Is there any way I can host these drives individually, keeping the data? They are all formatted in nfs4.
 
What OS are you running on it?

For a shield use NFS shares or SMB3 and go from there, then put Kodi on your shield and connect it to your shares and off you go.
 
What OS are you running on it?

For a shield use NFS shares or SMB3 and go from there, then put Kodi on your shield and connect it to your shares and off you go.
Running on what? I want to use my mini pc as a dedicated NAS to serve the Shield, just not sure how the best way to go about it is without losing data on the individual drives. As far as I can tell FreeNAS requires me to reformat drives? I'm a little confused about what software to use.
 
Running on what? I want to use my mini pc as a dedicated NAS to serve the Shield, just not sure how the best way to go about it is without losing data on the individual drives.
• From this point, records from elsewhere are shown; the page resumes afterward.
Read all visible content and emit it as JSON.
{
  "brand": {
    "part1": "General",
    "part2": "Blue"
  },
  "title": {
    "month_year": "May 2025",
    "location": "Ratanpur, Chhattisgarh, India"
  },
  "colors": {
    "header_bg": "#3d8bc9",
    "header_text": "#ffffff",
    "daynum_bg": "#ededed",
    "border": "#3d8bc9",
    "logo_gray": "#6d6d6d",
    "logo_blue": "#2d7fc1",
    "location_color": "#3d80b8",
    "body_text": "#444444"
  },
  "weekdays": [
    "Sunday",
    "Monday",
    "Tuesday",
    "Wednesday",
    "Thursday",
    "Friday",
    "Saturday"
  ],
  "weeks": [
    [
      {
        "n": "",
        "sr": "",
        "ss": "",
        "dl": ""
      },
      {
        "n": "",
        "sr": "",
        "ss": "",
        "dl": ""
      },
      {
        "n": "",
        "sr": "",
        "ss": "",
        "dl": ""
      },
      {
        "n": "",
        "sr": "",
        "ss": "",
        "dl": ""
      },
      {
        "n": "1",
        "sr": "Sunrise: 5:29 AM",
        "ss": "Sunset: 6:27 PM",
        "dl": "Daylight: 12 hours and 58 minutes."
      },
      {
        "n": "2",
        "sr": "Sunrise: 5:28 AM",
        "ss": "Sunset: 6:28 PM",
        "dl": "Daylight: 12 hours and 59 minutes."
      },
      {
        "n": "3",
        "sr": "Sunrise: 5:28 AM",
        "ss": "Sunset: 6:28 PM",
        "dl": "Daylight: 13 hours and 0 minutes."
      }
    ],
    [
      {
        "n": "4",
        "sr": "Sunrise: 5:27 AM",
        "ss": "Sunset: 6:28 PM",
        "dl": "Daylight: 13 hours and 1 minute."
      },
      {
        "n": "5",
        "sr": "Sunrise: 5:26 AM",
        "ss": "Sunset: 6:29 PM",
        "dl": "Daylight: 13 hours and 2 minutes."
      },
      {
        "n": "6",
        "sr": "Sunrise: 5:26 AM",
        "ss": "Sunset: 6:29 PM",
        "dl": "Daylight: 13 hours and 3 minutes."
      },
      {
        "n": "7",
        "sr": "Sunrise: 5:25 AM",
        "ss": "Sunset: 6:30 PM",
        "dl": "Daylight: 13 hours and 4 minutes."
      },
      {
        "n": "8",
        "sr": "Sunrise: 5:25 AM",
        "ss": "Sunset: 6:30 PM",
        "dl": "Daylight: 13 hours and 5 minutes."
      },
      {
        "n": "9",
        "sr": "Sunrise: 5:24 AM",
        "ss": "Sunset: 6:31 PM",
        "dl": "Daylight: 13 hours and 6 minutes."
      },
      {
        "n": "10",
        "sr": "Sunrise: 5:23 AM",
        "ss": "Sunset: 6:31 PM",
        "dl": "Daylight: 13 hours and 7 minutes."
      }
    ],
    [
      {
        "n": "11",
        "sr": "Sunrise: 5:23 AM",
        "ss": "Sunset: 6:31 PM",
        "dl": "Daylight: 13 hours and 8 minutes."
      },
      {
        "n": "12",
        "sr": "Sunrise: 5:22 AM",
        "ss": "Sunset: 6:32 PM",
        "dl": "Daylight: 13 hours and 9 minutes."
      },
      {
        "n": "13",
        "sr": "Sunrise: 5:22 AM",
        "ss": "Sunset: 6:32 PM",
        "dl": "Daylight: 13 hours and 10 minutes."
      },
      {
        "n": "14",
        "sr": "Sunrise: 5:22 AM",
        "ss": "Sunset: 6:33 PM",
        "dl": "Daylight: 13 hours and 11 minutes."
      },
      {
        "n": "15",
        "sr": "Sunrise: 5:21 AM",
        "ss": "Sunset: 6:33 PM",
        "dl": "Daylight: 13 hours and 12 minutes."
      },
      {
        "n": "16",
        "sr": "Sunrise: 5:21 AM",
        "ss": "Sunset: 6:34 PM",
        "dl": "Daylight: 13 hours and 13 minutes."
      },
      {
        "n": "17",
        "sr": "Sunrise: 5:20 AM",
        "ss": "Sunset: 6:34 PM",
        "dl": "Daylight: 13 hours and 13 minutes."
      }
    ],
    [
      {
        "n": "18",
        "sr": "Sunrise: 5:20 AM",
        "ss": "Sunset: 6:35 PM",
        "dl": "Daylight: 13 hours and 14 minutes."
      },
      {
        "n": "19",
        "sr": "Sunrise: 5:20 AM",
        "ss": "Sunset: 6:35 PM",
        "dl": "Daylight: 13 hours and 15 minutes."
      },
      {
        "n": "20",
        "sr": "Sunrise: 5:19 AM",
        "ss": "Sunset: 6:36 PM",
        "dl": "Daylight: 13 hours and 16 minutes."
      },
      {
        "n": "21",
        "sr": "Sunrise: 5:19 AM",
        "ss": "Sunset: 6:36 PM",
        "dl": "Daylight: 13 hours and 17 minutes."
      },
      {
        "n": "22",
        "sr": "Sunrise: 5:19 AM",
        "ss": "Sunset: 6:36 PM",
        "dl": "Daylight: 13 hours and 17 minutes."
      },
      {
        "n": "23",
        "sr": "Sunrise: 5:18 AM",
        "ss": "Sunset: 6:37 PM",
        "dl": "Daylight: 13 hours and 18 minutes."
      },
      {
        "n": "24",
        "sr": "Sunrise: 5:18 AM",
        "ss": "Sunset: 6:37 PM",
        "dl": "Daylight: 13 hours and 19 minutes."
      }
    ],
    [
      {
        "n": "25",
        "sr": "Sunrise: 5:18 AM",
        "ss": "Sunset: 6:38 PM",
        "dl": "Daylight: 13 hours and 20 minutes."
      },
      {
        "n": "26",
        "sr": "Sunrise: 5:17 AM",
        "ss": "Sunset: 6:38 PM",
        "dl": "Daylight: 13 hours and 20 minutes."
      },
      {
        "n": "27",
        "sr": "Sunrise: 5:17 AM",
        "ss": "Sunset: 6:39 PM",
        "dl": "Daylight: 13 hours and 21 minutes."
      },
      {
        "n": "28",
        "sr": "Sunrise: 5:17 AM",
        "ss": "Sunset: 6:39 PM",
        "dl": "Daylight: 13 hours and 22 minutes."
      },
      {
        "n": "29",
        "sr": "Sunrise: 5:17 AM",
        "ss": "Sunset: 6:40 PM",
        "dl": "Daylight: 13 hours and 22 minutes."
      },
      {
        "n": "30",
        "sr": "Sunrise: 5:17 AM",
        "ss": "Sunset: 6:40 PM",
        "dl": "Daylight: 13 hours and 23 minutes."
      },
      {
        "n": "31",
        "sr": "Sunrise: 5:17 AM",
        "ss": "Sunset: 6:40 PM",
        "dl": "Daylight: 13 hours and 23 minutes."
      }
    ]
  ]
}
As far as I can tell FreeNAS requires me to reformat drives? I'm a little confused about what software to use.

Yeah, but...what OS are you running on the box you're going to use to host the media? If it's windows, just use an SMB share with the Shield and you should be fine.
 
Yeah, but...what OS are you running on the box you're going to use to host the media? If it's windows, just use an SMB share with the Shield and you should be fine.
Nothing right now, that's why I'm asking about the software- I'm willing to put anything on it. I said the drives with my rips are in ext4.
 
Nothing right now, that's why I'm asking about the software- I'm willing to put anything on it. I said the drives with my rips are in ext4.

Actually you wrote "nfs4". ext4 makes more sense! That's a Linux filesystem, so use a Linux OS, for example Ubuntu.